According to Fujitsu Consulting, the pain is spreading. Of the 251,000 Australians who have bought their first home in the last 18 months, about 101,000 (40 per cent) are suffering some sort of mortgage stress and 30,000 are suffering severe mortgage stress.

As rates rise, this number will get worse.

What’s made the stress situation worse in recent years, of course, is that banks have often acted independently of the Reserve Bank. When rates have been rising, banks have added on a little bit. When the RBA has cut, the banks have kept a bit for themselves. And sometimes the banks have just decided to slap on some extra just for fun.

So, when you’ve been copping it from politicians, the media and your customers for several months over a contentious decision (such as Westpac over its decision to go 0.45 per cent in December, instead of 0.25 per cent), sometimes you just want to retreat a little and get out of the spotlight while you lick your wounds.

Other times, when you’re a little bit out of sight and with friends, you just want to give them all the bird. You know, middle finger raised from clenched fist in target’s general direction. Like the gopher would have given to Bill Murray in Caddyshack if he had have been able to make a fist.

It was definitely the latter that Westpac was doing last week when it announced that it had made an unaudited profit of $1.6 billion in the last three months of 2009.

Westpac, of course, had many friends surrounding it when it delivered that bird. At last count, they had about 539,000 shareholders, mostly mums and dads. But all banks shareholders would have been cheering.

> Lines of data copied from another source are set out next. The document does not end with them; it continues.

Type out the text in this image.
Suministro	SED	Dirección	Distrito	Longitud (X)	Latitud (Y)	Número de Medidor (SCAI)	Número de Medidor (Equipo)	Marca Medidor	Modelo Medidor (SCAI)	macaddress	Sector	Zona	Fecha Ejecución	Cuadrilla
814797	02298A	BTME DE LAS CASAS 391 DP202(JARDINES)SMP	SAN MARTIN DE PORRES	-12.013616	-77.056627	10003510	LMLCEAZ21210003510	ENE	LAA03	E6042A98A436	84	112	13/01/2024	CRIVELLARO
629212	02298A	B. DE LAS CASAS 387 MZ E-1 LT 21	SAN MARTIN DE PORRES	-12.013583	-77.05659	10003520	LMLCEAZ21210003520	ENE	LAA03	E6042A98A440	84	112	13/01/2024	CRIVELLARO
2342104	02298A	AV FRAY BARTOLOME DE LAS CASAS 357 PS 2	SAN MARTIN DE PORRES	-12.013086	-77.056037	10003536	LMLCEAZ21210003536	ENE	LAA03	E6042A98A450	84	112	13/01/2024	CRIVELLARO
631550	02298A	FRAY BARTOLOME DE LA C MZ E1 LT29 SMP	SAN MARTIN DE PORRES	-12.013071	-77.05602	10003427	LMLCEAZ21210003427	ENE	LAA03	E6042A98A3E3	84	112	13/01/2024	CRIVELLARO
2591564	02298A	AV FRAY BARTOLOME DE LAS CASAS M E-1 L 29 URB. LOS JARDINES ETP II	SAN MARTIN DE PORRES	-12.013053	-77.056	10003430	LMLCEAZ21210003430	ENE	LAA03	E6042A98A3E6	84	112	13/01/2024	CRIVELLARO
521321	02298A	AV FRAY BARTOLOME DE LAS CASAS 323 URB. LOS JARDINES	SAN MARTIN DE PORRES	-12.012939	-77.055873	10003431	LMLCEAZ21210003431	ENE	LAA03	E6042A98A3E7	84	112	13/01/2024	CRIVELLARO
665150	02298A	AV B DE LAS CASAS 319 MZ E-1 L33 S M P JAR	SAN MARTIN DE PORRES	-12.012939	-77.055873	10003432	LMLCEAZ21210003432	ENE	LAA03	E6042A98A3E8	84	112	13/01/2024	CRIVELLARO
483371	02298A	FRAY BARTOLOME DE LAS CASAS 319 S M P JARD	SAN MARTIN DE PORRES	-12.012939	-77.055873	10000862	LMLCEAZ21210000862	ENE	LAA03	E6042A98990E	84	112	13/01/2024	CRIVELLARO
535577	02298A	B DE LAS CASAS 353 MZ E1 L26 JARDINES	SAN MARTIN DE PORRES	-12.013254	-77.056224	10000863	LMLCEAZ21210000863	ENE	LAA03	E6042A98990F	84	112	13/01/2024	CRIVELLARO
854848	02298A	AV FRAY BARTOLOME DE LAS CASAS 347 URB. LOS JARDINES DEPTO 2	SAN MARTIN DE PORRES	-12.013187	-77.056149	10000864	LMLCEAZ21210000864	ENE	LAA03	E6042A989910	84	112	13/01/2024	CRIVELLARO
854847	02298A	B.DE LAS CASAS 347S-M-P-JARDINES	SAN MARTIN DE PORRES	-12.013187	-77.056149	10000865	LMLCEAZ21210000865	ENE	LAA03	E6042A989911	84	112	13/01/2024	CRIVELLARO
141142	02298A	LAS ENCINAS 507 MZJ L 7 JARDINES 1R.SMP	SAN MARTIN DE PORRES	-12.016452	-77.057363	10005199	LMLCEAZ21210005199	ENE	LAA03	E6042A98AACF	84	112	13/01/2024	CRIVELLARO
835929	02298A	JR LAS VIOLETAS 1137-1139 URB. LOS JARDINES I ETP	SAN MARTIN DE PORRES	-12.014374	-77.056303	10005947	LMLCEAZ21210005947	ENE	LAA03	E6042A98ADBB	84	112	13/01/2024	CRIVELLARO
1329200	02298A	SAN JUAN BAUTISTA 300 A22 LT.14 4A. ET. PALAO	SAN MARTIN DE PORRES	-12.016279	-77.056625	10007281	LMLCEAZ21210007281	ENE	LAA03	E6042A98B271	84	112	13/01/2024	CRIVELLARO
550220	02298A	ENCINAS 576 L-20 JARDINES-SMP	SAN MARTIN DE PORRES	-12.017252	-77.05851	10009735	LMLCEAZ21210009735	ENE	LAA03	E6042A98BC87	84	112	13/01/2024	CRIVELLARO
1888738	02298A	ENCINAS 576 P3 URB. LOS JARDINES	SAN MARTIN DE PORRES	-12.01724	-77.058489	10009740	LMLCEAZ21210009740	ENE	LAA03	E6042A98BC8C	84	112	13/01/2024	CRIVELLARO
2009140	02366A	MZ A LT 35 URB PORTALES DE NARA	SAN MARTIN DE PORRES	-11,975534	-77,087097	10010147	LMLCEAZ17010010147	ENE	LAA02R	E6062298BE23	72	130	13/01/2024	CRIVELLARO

That profit puts them on track to post a whopper profit later this year, and was made essentially without that extra 20 basis point slap it gave customers from late December, which caused them all the bad publicity.

We swallowed the line from banks through 2008 and 2009 that their own cost of funding had blown out – that is, they were paying more to get the money to onlend to customers. There was the implied threat that they’d start collapsing like American and European banks.

If that was true at some stage, it’s now bollocks. The danger of a major Australian bank going bust – which was never particularly high – now looks as low as Guatemala’s probable medal tally at Vancouver. (Hint: Guatemala hasn’t sent any athletes.)

Westpac is on track to post a full year profit of around $6 billion. The other banks will do okay, thanks for asking.

Where does that leave us punters? Sadly, at the moment, without a lot of choice. If you want money, the major banks are the only ones with both money and security.

Second and third-tier lenders are struggling. Competition’s the poorer for it and we’re the losers. And until other lenders can get some money to grease the lending pipes again, customers have just got to try to ride it out.

Or become shareholders … and laugh all the way to the bank.